In the town of Corvallis a woman came up to us and asked how the dogs fared. She and her family drove up from Oakland California. She said it was probably her only opportunity to witness such an event. Her husband said maybe it would make him a better man, but he wasn’t noticing that happening. I said it was accumulative, and would happen over time.


I feel that the eclipse was a pause for the earth. Maybe we gave her a breather.  Just think, mother earth had a moment to collect her wits while some estimated 7 million people stopped whatever racket they were doing, driving, yammering, computer punching, and looked up.


What are the chances of seeing a total eclipse? 

This was the first total eclipse to occur completely bisecting the U.S. since our founding fathers declared us a country.

The moon’s orbit takes it directly in between the earth and the sun every 18 months or so, however, this one was unique for it darkened populated areas, and not in the middle of the ocean or a desert or some ice encrusted continent.

What are the chances that from our perspective the sun and the moon are exactly the same size?

The moon is 1/400th the size of the sun and it is 400 times closer to us. 

Eventually total eclipses will be no more, for the moon is moving away from us at the rate of 1 ½ inches per year. Rats. I don't like that idea. The last total eclipse will be about 620 million years from now. 

The corona, the gas jacket around the sun, is millions of degrees hotter than the surface of the sun, which is about 10,000 degrees Fahrenheit. 

Scientists don't fully understand why. One explanation offered by NASA  is that the gas collects “heat bombs” that fly off the sun into that gaseous layer where they explode giving off heat.  The corona extends far into space, and affects solar winds. Eclipses give scientists an opportunity to see, and thus to study, the corona.

Thursday, August 17, 2017

Story Has a Will to Survive

Ah ha! I got my .com back. So Wish on White Horses is now
www.wishonwhitehorses.com



I picked up a used book the other day. The book was published 27 years ago and within the pages of that book I found a slip of paper, a note from a friend to the person to whom she was gifting the book. 

“I simply couldn’t let the 75th of a friend of 40 years slip by without letting you know that I am wishing you the best of health, wealth and happiness for at least another 75!”

I felt touched upon by a piece of antiquity.

Tell me, have you written a story? Did you write a quick journal entry? Did you write down a secret?

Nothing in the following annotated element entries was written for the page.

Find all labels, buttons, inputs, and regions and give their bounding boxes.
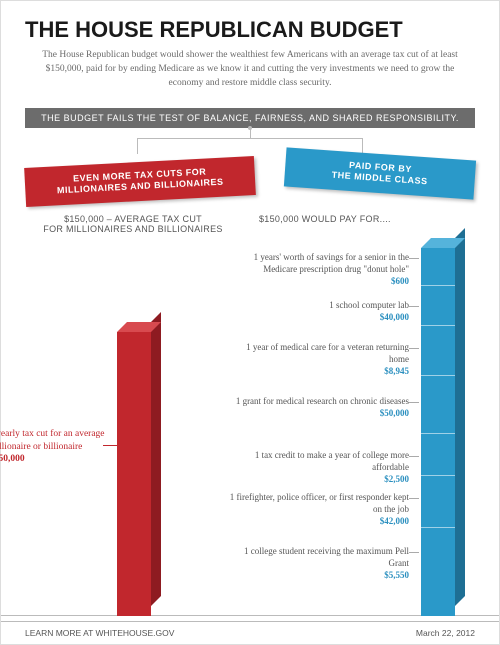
banner-tax-cuts: EVEN MORE TAX CUTS FORMILLIONAIRES AND B… xyxy=(24,156,256,206)
banner-middle-class: PAID FOR BYTHE MIDDLE CLASS xyxy=(284,148,476,200)
right-column-head: $150,000 WOULD PAY FOR.... xyxy=(259,214,475,234)
left-column-head: $150,000 – AVERAGE TAX CUTFOR MILLIONAIR… xyxy=(25,214,241,234)
footer: LEARN MORE AT WHITEHOUSE.GOV March 22, 2… xyxy=(1,621,499,644)
page-subtitle: The House Republican budget would shower… xyxy=(25,49,475,90)
footer-right: March 22, 2012 xyxy=(416,628,475,638)
blue-item: 1 grant for medical research on chronic … xyxy=(229,396,409,419)
comparison-chart: 1 yearly tax cut for an average milliona… xyxy=(25,238,475,616)
fail-bar: THE BUDGET FAILS THE TEST OF BALANCE, FA… xyxy=(25,108,475,128)
red-bar-label: 1 yearly tax cut for an average milliona… xyxy=(0,428,109,466)
blue-item: 1 college student receiving the maximum … xyxy=(229,546,409,581)
blue-item: 1 years' worth of savings for a senior i… xyxy=(229,252,409,287)
blue-item: 1 firefighter, police officer, or first … xyxy=(229,492,409,527)
blue-item: 1 school computer lab$40,000 xyxy=(229,300,409,323)
connector-lines xyxy=(25,128,475,154)
blue-item: 1 year of medical care for a veteran ret… xyxy=(229,342,409,377)
banners: EVEN MORE TAX CUTS FORMILLIONAIRES AND B… xyxy=(25,154,475,200)
page-title: THE HOUSE REPUBLICAN BUDGET xyxy=(25,17,475,43)
blue-item: 1 tax credit to make a year of college m… xyxy=(229,450,409,485)
footer-left: LEARN MORE AT WHITEHOUSE.GOV xyxy=(25,628,174,638)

Here's something fun: Take out that scrap of paper, tuck it away somewhere, behind a wall board, in the shed, under a stepping stone in the walkway. (Better wrap it in something durable.) Put it in a jar to exist among the nails and screws in the shop.

Maybe it will be found, maybe it won’t.  

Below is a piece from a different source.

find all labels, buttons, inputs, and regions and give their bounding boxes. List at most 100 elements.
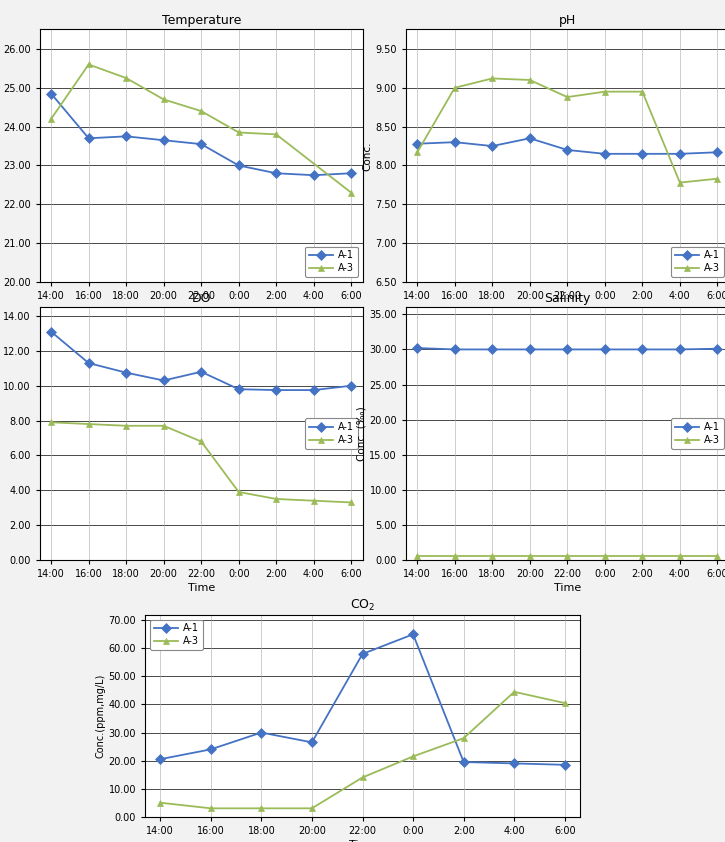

Think of Anne Frank’s diary kicked aside by a Gestapo’s boot?

I’m not saying our addition will be as illustrious as Anne Frank’s—who wants that experience—but we have a song to sing.

Doesn't it give you a thrill to find a recipe written in your grandmother’s own hand?

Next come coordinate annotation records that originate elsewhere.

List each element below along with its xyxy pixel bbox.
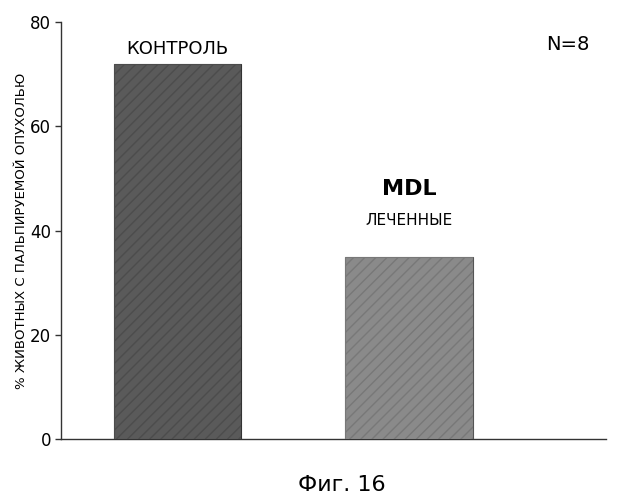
Bar — [114, 64, 241, 439]
Bar — [345, 256, 473, 439]
Text: N=8: N=8 — [546, 34, 590, 54]
Bar — [345, 256, 473, 439]
Text: КОНТРОЛЬ: КОНТРОЛЬ — [126, 40, 229, 58]
Y-axis label: % ЖИВОТНЫХ С ПАЛЬПИРУЕМОЙ ОПУХОЛЬЮ: % ЖИВОТНЫХ С ПАЛЬПИРУЕМОЙ ОПУХОЛЬЮ — [15, 72, 28, 388]
Text: ЛЕЧЕННЫЕ: ЛЕЧЕННЫЕ — [365, 213, 453, 228]
Text: MDL: MDL — [382, 179, 437, 199]
Text: Фиг. 16: Фиг. 16 — [297, 475, 386, 495]
Bar — [114, 64, 241, 439]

Our ancestors lived and loved had lives like ours, or not like ours, we want to hear about that.

Did they stand on a hillside, eyes cast skyward and ask some of the same questions we are asking? Did they rail at God?

It was a secret railing, but grand kids, great grand kids, and great great grand kids ought to know about it.

Except it has blown away…

You might find that the people who inhabited your old house, or that dilapidated farm in the country, a foundation now of crumbling concrete, with vines encrusted, once belonged to your grandparents. And each spring daffodils, those planted when the house was young, come up trying to tell the story of those who lived in that house.

Were those daffodils fertilized by the dust of human experience?

Maybe some of that dust came to you, it sat on your bureau, you wiped it up with a damp cloth, you threw it in the washing machine. It went into the sewer, into the water purification plant, whoa, maybe you drank it. Perhaps, instead, it went into the ocean.


In the ocean it dissolved among all the many other droplets. As mist it flew off the crest of a wave blown by the wind. It collected in the sky, joined by a million other droplets, and the cloud that they made, when its belly was full, rained, and watered the daffodils.